Whose side are you on?

A recent spam message offered me the opportunity to get “10–15 appointments every week” for my business, as if more meetings is the secret to success. These cold emails, messages, or calls are unwelcome because they’re not interested in me.

I, like you, get annoyed by the unsolicited LinkedIn and email messages I get offering me services I couldn’t possibly be interested in.

A recent spam message offered me the opportunity to get “10–15 appointments every week” for my business, as if more meetings is the secret to success.

These cold emails, messages, or calls are unwelcome because they’re not interested in me.

They’re interested in their goals, their sales quotas, their lead gen targets.

These businesses only care about what they’re selling, their features and benefits, hoping that by bombarding me with unwanted information I’ll change years-long purchasing habits.
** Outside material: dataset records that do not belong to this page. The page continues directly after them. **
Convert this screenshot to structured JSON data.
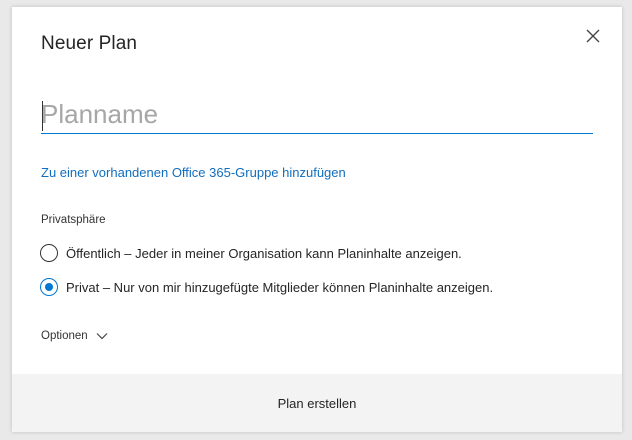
{
  "dialog": {
    "title": "Neuer Plan",
    "close_icon": "close-icon"
  },
  "plan_name": {
    "value": "",
    "placeholder": "Planname"
  },
  "group_link": {
    "label": "Zu einer vorhandenen Office 365-Gruppe hinzufügen"
  },
  "privacy": {
    "label": "Privatsphäre",
    "options": [
      {
        "label": "Öffentlich – Jeder in meiner Organisation kann Planinhalte anzeigen.",
        "selected": false
      },
      {
        "label": "Privat – Nur von mir hinzugefügte Mitglieder können Planinhalte anzeigen.",
        "selected": true
      }
    ]
  },
  "options": {
    "label": "Optionen",
    "icon": "chevron-down-icon"
  },
  "footer": {
    "create_label": "Plan erstellen"
  },
  "colors": {
    "accent": "#0078d4",
    "link": "#106ebe",
    "footer_bg": "#f3f3f3"
  }
}
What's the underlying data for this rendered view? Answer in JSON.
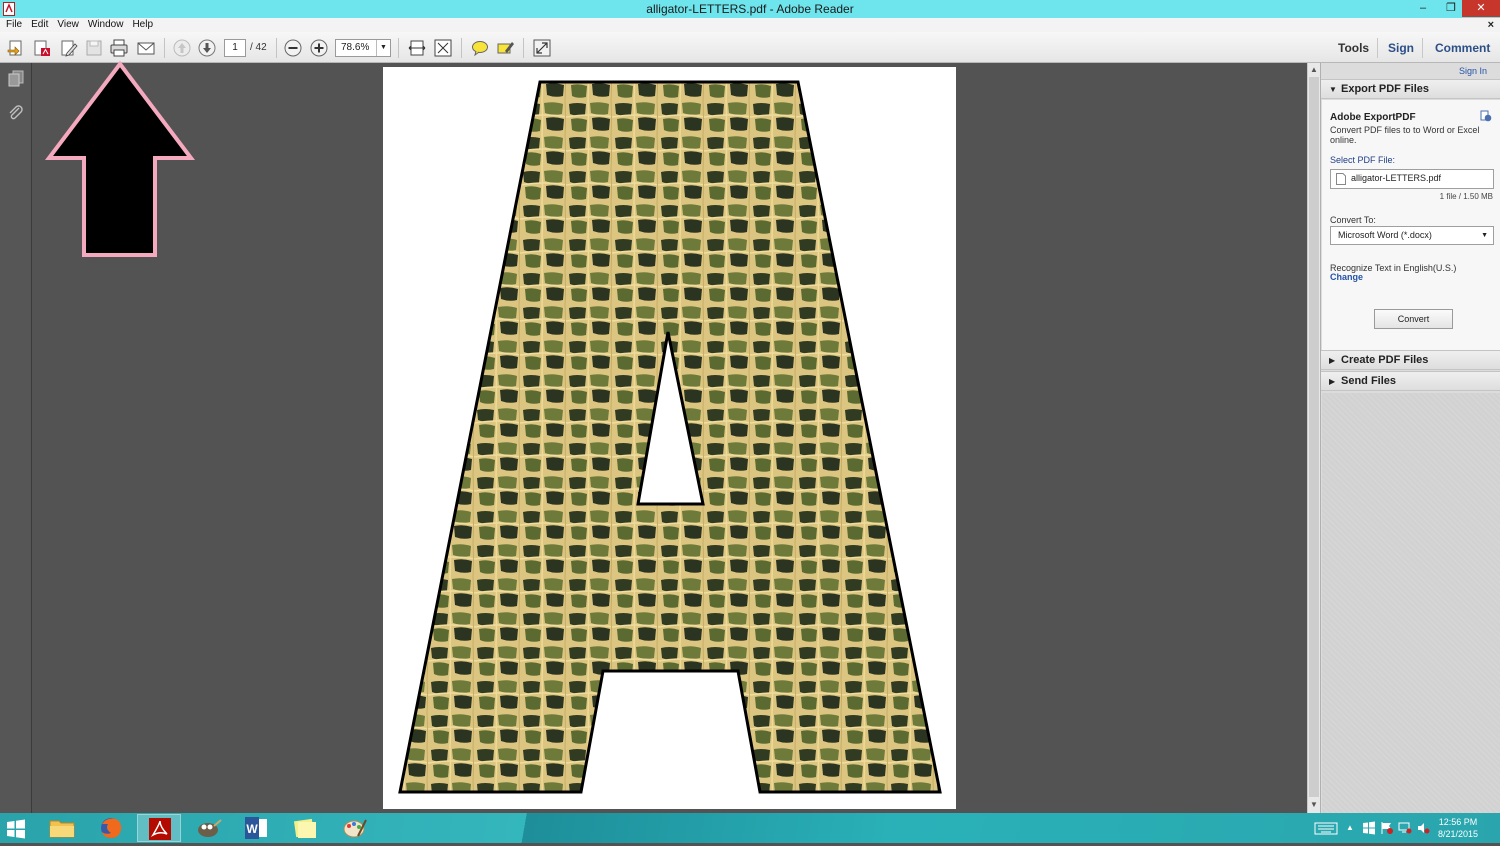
{
  "window": {
    "title": "alligator-LETTERS.pdf - Adobe Reader",
    "minimize": "–",
    "restore": "❐",
    "close": "✕"
  },
  "menu": {
    "items": [
      "File",
      "Edit",
      "View",
      "Window",
      "Help"
    ],
    "doc_close": "×"
  },
  "toolbar": {
    "page_current": "1",
    "page_total": "/ 42",
    "zoom": "78.6%",
    "tools_label": "Tools",
    "sign_label": "Sign",
    "comment_label": "Comment"
  },
  "right_pane": {
    "sign_in": "Sign In",
    "export_header": "Export PDF Files",
    "export_title": "Adobe ExportPDF",
    "export_desc": "Convert PDF files to to Word or Excel online.",
    "select_label": "Select PDF File:",
    "file_name": "alligator-LETTERS.pdf",
    "file_info": "1 file / 1.50 MB",
    "convert_to_label": "Convert To:",
    "convert_to_value": "Microsoft Word (*.docx)",
    "recognize_text": "Recognize Text in English(U.S.)",
    "change_link": "Change",
    "convert_button": "Convert",
    "create_header": "Create PDF Files",
    "send_header": "Send Files"
  },
  "taskbar": {
    "time": "12:56 PM",
    "date": "8/21/2015"
  },
  "colors": {
    "titlebar": "#6ee4ec",
    "arrow_fill": "#000000",
    "arrow_outline": "#f4a9bf",
    "letter_fill": "#d8c07a",
    "scale_dark": "#2f3a20"
  }
}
The problem is that small business owners and consultants can see these tactics in the market and think that it’s right thing to do. They can hope that enough cold emails or LinkedIn messages will in some way “generate demand” for their products or services.

But as Bob Moesta said, we don’t create demand, “we uncover demand.”
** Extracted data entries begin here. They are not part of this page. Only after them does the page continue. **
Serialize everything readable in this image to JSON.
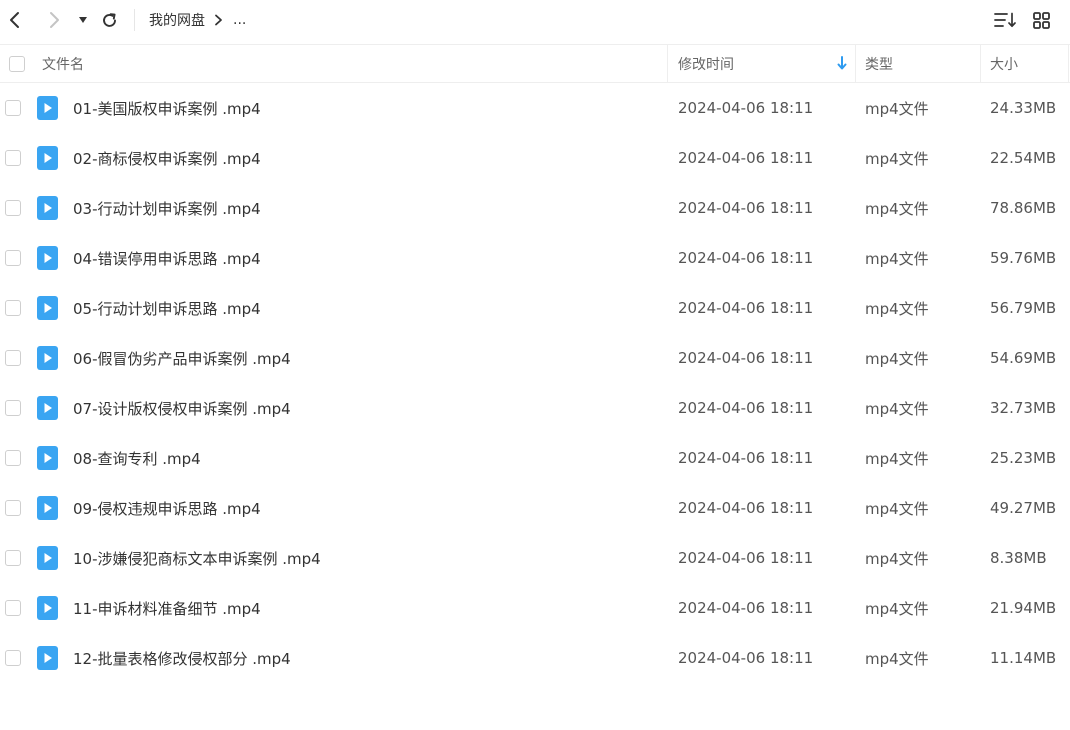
{
  "toolbar": {
    "back_icon": "chevron-left-icon",
    "forward_icon": "chevron-right-icon",
    "dropdown_icon": "caret-down-icon",
    "refresh_icon": "refresh-icon",
    "sort_icon": "sort-list-icon",
    "grid_icon": "grid-view-icon"
  },
  "breadcrumb": {
    "root": "我的网盘",
    "separator_icon": "chevron-right-icon",
    "more": "..."
  },
  "header": {
    "name": "文件名",
    "modified": "修改时间",
    "type": "类型",
    "size": "大小",
    "sort_direction": "descending",
    "sort_icon": "arrow-down-icon"
  },
  "colors": {
    "accent": "#2e9bf0",
    "file_icon": "#3aa5f2",
    "border": "#eeeeee"
  },
  "files": [
    {
      "name": "01-美国版权申诉案例 .mp4",
      "modified": "2024-04-06 18:11",
      "type": "mp4文件",
      "size": "24.33MB"
    },
    {
      "name": "02-商标侵权申诉案例 .mp4",
      "modified": "2024-04-06 18:11",
      "type": "mp4文件",
      "size": "22.54MB"
    },
    {
      "name": "03-行动计划申诉案例 .mp4",
      "modified": "2024-04-06 18:11",
      "type": "mp4文件",
      "size": "78.86MB"
    },
    {
      "name": "04-错误停用申诉思路 .mp4",
      "modified": "2024-04-06 18:11",
      "type": "mp4文件",
      "size": "59.76MB"
    },
    {
      "name": "05-行动计划申诉思路 .mp4",
      "modified": "2024-04-06 18:11",
      "type": "mp4文件",
      "size": "56.79MB"
    },
    {
      "name": "06-假冒伪劣产品申诉案例 .mp4",
      "modified": "2024-04-06 18:11",
      "type": "mp4文件",
      "size": "54.69MB"
    },
    {
      "name": "07-设计版权侵权申诉案例 .mp4",
      "modified": "2024-04-06 18:11",
      "type": "mp4文件",
      "size": "32.73MB"
    },
    {
      "name": "08-查询专利 .mp4",
      "modified": "2024-04-06 18:11",
      "type": "mp4文件",
      "size": "25.23MB"
    },
    {
      "name": "09-侵权违规申诉思路 .mp4",
      "modified": "2024-04-06 18:11",
      "type": "mp4文件",
      "size": "49.27MB"
    },
    {
      "name": "10-涉嫌侵犯商标文本申诉案例 .mp4",
      "modified": "2024-04-06 18:11",
      "type": "mp4文件",
      "size": "8.38MB"
    },
    {
      "name": "11-申诉材料准备细节 .mp4",
      "modified": "2024-04-06 18:11",
      "type": "mp4文件",
      "size": "21.94MB"
    },
    {
      "name": "12-批量表格修改侵权部分 .mp4",
      "modified": "2024-04-06 18:11",
      "type": "mp4文件",
      "size": "11.14MB"
    }
  ]
}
“The struggling moment creates demand.”

I can’t want something until I have a problem to be solved, a struggle to overcome, or a dream to fulfill. Yes, marketing can remind me of those problems or inspire that dream, but demand is created in me, not in an unwanted sales email.
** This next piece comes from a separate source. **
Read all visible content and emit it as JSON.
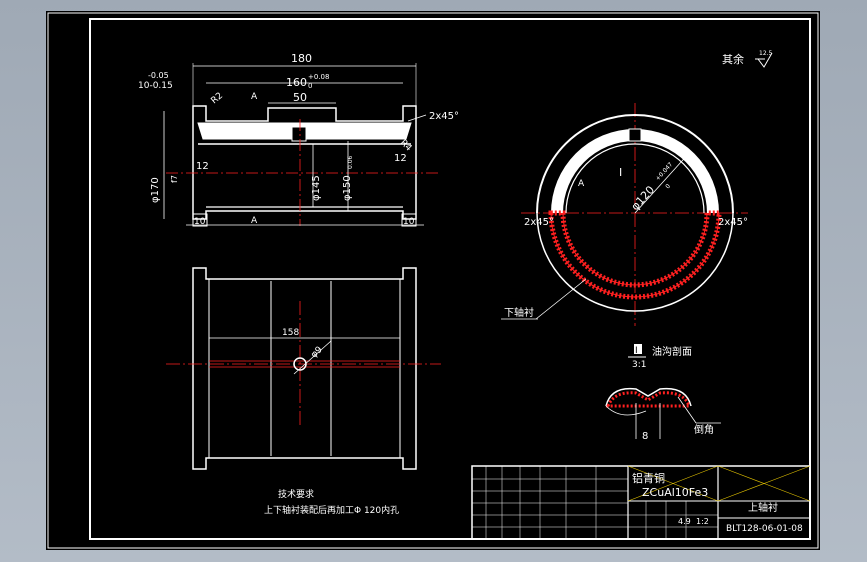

As the famous Ted Levitt expression goes, “People don’t want to buy a quarter-inch drill. They want a quarter-inch hole.”

People don’t want what we’re selling, and they definitely don’t want to hear about it. They want a solution to a problem.

Our job is to understand what they want out of their life, their day, their job, their relationship, their career—and demonstrate how our business is best suited to help them overcome or achieve it.

And we need to know the moments at which our ideal customers are likely to experience a struggle that makes them realize there’s got to be a better way.

Moesta calls this “Demand-side Sales.” It’s not about the supply side or what we have to offer. It’s about the customer and the demand that gets generated in their own mind.

When you take your customers’ side, you see that they don’t want to compare the number of services you have against your competitors.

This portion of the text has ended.